Head Coach Hubert Davis read the room and put Veesaar back in. Smart move. North Carolina steadied, Luka Bogavac and Dixon each hit threes, and the Tar Heels clawed back to a 25-23 lead.

But Clemson wasn’t done. Despite shooting just 3-of-14 from three, the Tigers somehow walked into the locker room with a 30-27 lead. Trimble, meanwhile, had 5 points on 1-of-7 shooting. Rough half for the senior guard on his night.

Luka Bogavac Was Absolutely Unconscious In the Second Half

He went out and shot 6-for-8 from three and finished with 20 points. Seventeen of those came in the second half. That’s not just a good game. That’s the kind of game you tell people about for years.

Bogavac came out in the second half and immediately started pushing the tempo. North Carolina had been too slow, too half-court, too predictable in the first half. The Tar Heels made a conscious effort to speed things up, and it worked. North Carolina put together a 12-0 run to take control of the game and looked like they were finally pulling away.

Then Clemson came roaring back with a 7-0 run to tie it at 44. Jonathan Powell answered with a timely three, and North Carolina regained the lead at 47-44 with 11:52 left. A few minutes later, Bogavac drained his fifth and sixth threes of the night to push it to 59-55, and Clemson called a timeout.

North Carolina Holds On

RJ Godfrey was an absolute menace all night. The Clemson forward scored a season-high 22 points, going 10-of-12 from the field, and was practically impossible to stop in the paint. Clemson managed 34 points in the lane. North Carolina managed 18. That’s a lopsided number that tells you exactly how physical and uncomfortable this game was.

With the Tar Heels clinging to a 61-55 lead late, Clemson mounted one final push — an 8-3 run that cut it to a single point with under 20 seconds to play.

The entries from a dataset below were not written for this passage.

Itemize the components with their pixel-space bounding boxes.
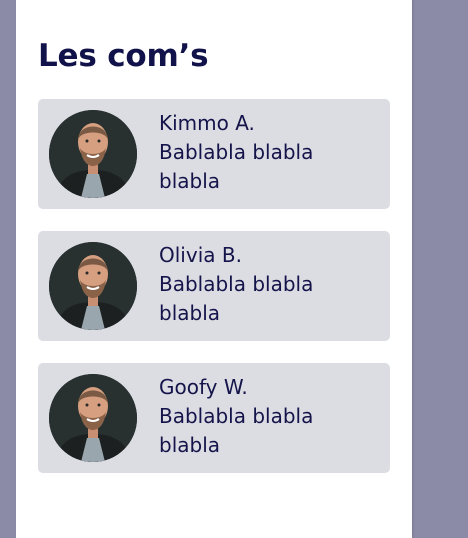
comment-card: Kimmo A. Bablabla blabla blabla [38,99,390,209]
comment-list: Kimmo A. Bablabla blabla blabla Olivia B… [38,99,390,495]
avatar [49,374,137,462]
comment-text-block: Olivia B. Bablabla blabla blabla [159,241,379,328]
comment-text-block: Kimmo A. Bablabla blabla blabla [159,109,379,196]
comment-card: Olivia B. Bablabla blabla blabla [38,231,390,341]
avatar [49,242,137,330]
comment-author: Kimmo A. [159,111,255,135]
comment-body: Bablabla blabla blabla [159,140,314,193]
comment-body: Bablabla blabla blabla [159,404,314,457]
page-title: Les com’s [38,38,209,74]
avatar-photo [49,110,137,198]
comment-author: Goofy W. [159,375,248,399]
comment-author: Olivia B. [159,243,242,267]
comments-panel: Les com’s Kimmo A. Bablabla blabla blabl… [16,0,412,538]
comment-card: Goofy W. Bablabla blabla blabla [38,363,390,473]
avatar-photo [49,374,137,462]
avatar [49,110,137,198]
avatar-photo [49,242,137,330]
comment-text-block: Goofy W. Bablabla blabla blabla [159,373,379,460]
comment-body: Bablabla blabla blabla [159,272,314,325]
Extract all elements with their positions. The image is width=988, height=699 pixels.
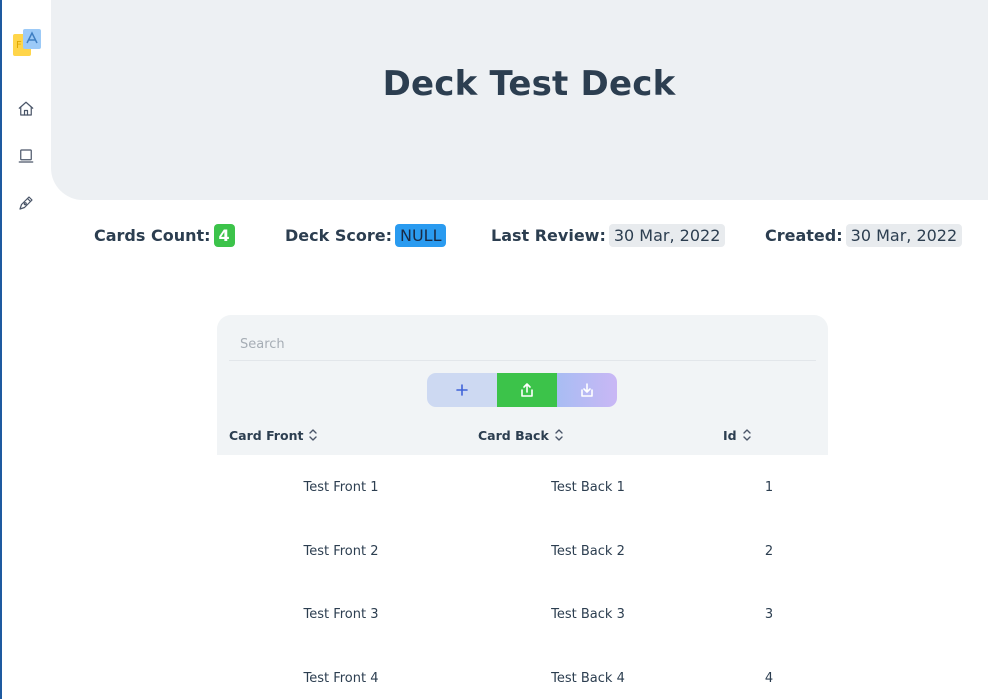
table-row[interactable]: Test Front 3 Test Back 3 3 [217, 582, 828, 646]
sort-icon[interactable] [742, 427, 752, 443]
cell-card-front: Test Front 1 [303, 480, 379, 495]
cell-card-front: Test Front 3 [303, 607, 379, 622]
svg-text:F: F [16, 40, 22, 51]
created-stat: Created: 30 Mar, 2022 [765, 224, 963, 247]
cell-id: 3 [764, 607, 774, 622]
deck-score-badge: NULL [394, 224, 447, 247]
column-header-card-front[interactable]: Card Front [229, 427, 318, 443]
column-header-label: Card Front [229, 427, 304, 443]
column-header-id[interactable]: Id [723, 427, 752, 443]
table-row[interactable]: Test Front 2 Test Back 2 2 [217, 519, 828, 583]
app-logo[interactable]: F [12, 28, 44, 60]
export-icon [521, 383, 533, 397]
import-button[interactable] [557, 373, 617, 407]
last-review-badge: 30 Mar, 2022 [608, 224, 726, 247]
cards-table: Card Front Card Back Id [217, 315, 828, 455]
add-card-button[interactable] [427, 373, 497, 407]
last-review-label: Last Review: [491, 226, 606, 245]
cell-id: 2 [764, 543, 774, 559]
sort-icon[interactable] [308, 427, 318, 443]
created-label: Created: [765, 226, 843, 245]
column-header-card-back[interactable]: Card Back [478, 427, 564, 443]
cell-card-back: Test Back 1 [551, 480, 625, 495]
cards-count-badge: 4 [213, 224, 235, 247]
cell-id: 4 [764, 670, 774, 686]
import-icon [581, 383, 593, 397]
deck-stats: Cards Count: 4 Deck Score: NULL Last Rev… [0, 224, 988, 250]
table-row[interactable]: Test Front 4 Test Back 4 4 [217, 646, 828, 699]
plus-icon [456, 384, 468, 396]
home-icon[interactable] [16, 99, 36, 119]
column-header-label: Id [723, 427, 737, 443]
book-icon[interactable] [16, 146, 36, 166]
deck-score-label: Deck Score: [285, 226, 392, 245]
cards-count-stat: Cards Count: 4 [94, 224, 235, 247]
export-button[interactable] [497, 373, 557, 407]
cards-count-label: Cards Count: [94, 226, 211, 245]
page-title: Deck Test Deck [382, 64, 676, 104]
table-body: Test Front 1 Test Back 1 1 Test Front 2 … [217, 455, 828, 699]
sidebar: F [2, 0, 50, 699]
table-row[interactable]: Test Front 1 Test Back 1 1 [217, 455, 828, 519]
column-header-label: Card Back [478, 427, 549, 443]
last-review-stat: Last Review: 30 Mar, 2022 [491, 224, 726, 247]
pen-icon[interactable] [16, 193, 36, 213]
cell-card-back: Test Back 3 [551, 607, 625, 622]
table-toolbar [427, 373, 617, 407]
deck-score-stat: Deck Score: NULL [285, 224, 447, 247]
cell-card-front: Test Front 4 [303, 670, 379, 686]
cell-card-back: Test Back 4 [551, 670, 625, 686]
cell-id: 1 [764, 480, 774, 495]
created-badge: 30 Mar, 2022 [845, 224, 963, 247]
search-input[interactable] [229, 329, 816, 361]
cell-card-back: Test Back 2 [551, 543, 625, 559]
sort-icon[interactable] [554, 427, 564, 443]
cell-card-front: Test Front 2 [303, 543, 379, 559]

The Smith Center held its collective breath.

Bogavac hit both free throws. North Carolina got the stop. Veesaar, who had fouled out by this point, watched helplessly from the bench as Clemson drove inside, missed two layup attempts, and Trimble snagged the game-sealing rebound and hit one free throw to close it out.

What This Means For North Carolina

North Carolina now sits at 24-6 overall and 12-5 in ACC play. More importantly, the Tar Heels finished 18-0 at home. That is the most home wins in program history. That’s not a small thing. That’s a program statement.

However, the paint issues are worth monitoring. Averaging nearly 39 points in the paint over their last three games, North Carolina managed just 18 on Tuesday night. Clemson’s physical front-court took them completely out of their comfort zone, and the Tar Heels shot just 37.9% from the field.

Up next: a trip to Cameron Indoor Stadium on Saturday night to face No. 1 Duke. The Tar Heels will need to be a whole lot sharper if they want to pull off that one.